High-end shoppers might have to wait until July to know if Chanel bags and Gucci loafers collecting dust in duty-free warehouses will be offered for sale outside airports and department stores.
Duty-free stores are faced with a tangle of unresolved issues before the government and their suppliers decide on what to do with the backlog of wares caused by the coronavirus pandemic. Even if they reach an agreement, industry analysts are skeptical that half-priced high-end luxury goods will be offered anytime soon.
The Korea Customs Service accepted a request from the duty-free industry on 29th April 29 sell some of the mountains of duty-free items left unsold due to the pandemic. The approval is limited to 3 trillion won (US$2.4 billion) worth of tax-free goods that have been sitting in inventory for the past six months.
The number of customers at duty-free stores dropped on year by 86.5 percent in March, the biggest drop in history. Sales for the month of March fell 14 percent compared to the same period a year earlier, from 2.17 trillion won to 1.87 trillion won.
Analysts say customers are unlikely to see those goods in the market until early July due to disagreements between brands and retailers on exactly how big a discount will be offered.
Before the pandemic, leftover stocks of duty-free goods were subject to strict regulations. According to the law, leftover stock had to be returned to the original supplier or discarded. The customs service accepted the industry’s request because of the unprecedented situation. Duty-free stores in airports, for example, saw a 93 percent on-year drop in airport visitors in March.

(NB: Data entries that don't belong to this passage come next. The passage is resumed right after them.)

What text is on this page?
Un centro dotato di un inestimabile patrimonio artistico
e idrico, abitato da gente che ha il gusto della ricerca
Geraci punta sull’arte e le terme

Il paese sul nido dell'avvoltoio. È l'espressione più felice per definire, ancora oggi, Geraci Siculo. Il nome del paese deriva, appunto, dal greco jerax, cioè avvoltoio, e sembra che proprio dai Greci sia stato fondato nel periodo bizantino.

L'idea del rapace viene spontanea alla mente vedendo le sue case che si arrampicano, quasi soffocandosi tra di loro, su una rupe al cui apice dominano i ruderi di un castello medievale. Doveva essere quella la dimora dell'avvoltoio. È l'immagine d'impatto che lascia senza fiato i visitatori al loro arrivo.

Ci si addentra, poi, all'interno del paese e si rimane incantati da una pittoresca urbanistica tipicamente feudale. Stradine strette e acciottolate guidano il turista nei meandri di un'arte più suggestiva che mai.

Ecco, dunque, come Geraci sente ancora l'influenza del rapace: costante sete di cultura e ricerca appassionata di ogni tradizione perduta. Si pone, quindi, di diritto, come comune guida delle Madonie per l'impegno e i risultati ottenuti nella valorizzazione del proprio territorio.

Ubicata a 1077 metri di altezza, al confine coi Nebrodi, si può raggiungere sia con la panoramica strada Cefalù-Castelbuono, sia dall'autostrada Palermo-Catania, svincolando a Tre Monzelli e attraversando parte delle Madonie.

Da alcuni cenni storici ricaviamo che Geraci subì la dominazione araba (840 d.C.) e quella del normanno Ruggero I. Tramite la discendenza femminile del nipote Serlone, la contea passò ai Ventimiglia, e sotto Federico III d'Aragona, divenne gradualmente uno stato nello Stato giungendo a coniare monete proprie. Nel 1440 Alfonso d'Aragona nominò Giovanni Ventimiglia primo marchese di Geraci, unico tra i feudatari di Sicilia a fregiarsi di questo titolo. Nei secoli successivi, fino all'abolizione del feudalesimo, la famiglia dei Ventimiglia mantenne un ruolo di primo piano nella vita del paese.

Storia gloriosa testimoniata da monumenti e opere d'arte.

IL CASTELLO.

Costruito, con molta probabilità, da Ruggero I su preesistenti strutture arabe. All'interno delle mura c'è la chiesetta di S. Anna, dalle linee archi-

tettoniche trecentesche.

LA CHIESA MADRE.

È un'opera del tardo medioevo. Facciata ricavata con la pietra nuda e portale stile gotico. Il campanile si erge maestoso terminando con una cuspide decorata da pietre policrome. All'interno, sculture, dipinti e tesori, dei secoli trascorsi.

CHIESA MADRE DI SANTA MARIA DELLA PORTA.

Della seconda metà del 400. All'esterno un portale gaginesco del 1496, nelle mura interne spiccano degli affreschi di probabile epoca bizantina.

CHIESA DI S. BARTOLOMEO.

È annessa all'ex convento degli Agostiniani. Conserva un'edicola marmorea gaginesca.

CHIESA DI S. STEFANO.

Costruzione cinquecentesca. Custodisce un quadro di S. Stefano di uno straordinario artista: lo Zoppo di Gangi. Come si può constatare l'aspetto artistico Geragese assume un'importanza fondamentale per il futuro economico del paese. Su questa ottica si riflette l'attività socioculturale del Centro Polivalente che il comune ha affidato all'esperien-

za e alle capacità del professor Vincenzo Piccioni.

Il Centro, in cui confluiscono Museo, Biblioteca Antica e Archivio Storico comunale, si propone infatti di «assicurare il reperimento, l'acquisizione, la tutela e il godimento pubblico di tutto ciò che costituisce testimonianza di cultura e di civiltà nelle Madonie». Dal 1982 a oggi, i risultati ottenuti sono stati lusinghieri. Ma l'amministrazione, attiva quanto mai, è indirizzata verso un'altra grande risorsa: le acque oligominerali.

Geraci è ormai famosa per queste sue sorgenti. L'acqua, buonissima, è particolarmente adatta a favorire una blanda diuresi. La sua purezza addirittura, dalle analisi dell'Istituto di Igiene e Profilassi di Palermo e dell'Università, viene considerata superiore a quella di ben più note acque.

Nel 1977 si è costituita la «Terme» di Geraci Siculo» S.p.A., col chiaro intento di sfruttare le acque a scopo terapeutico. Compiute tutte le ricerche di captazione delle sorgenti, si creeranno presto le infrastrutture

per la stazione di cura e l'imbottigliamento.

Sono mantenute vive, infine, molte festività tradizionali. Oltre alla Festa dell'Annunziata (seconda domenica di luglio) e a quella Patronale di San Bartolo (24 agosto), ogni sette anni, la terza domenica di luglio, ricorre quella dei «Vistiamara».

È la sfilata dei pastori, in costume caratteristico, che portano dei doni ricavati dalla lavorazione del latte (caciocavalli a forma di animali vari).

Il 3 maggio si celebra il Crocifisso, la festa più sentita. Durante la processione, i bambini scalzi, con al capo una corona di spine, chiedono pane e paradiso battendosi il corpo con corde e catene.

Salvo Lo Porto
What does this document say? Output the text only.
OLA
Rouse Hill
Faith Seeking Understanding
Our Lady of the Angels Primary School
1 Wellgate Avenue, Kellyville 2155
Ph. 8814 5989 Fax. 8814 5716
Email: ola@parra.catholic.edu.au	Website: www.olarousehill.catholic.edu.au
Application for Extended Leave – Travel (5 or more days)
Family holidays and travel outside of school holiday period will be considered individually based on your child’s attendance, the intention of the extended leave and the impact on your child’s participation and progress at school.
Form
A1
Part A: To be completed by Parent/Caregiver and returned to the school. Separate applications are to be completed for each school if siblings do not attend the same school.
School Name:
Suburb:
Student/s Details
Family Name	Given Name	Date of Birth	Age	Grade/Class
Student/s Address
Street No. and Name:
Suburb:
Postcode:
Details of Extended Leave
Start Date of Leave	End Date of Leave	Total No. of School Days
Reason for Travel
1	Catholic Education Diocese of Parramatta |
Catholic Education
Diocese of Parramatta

Duty-free items are heavily controlled because they are exempted from tax. If they are allowed to be sold to regular shoppers — instead of foreign tourists — they should have the relevant taxes included.
But the stores want to get rid of inventory, and you do not do that by adding to the sales price.
Under the temporary exemption, the government will allow 3 trillion won of duty-free goods that have been sitting in inventory for more than six months to go through customs and be sold in retail stores outside the airport such as department stores and outlets. This is to help duty-free retailers make some money, get rid of inventory and weather the coronavirus storm. Technically, the vendor has the right to set prices.
In addition, since there are so many different types and categories of duty-free goods, industry analysts say that it will be difficult to apply the same discount formula to each and every one.
The retailers also have to negotiate with their suppliers, who are very particular about how their goods are priced and sold. If the retailer upsets the supplier, it may not get any of their products in the future. Luxury manufacturers aren’t keen on discounting.
“The biggest concern for duty-free retailers is having a popular luxury brand decide to withdraw from their stores. Realistically speaking, there is no retailer willing to release goods when luxury brands say no,” said an industry source.
“I am not sure if luxury brands would accept even a 5 percent discount. Judging by the atmosphere, brands like Louis Vuitton, Chanel, Gucci and Hermes would not allow their duty-free goods sold in local markets,” he said.
“Our headquarters wants to stick to company policy and not offer any discounts. We do not accept return of goods from vendors unless they are defective products, or allow them to be sold for a lower price than in other distribution channels,” said one executive of a foreign luxury brand.
“However, taking the unusual circumstance of the coronavirus into account, there is room for negotiation,” she added.
“It will take at least two months for the industry to iron out the complexities,” predicted a source in the duty-free industry.
The National Customs Agency gave six months, until October, for duty-store retailers to report their inventories to customs.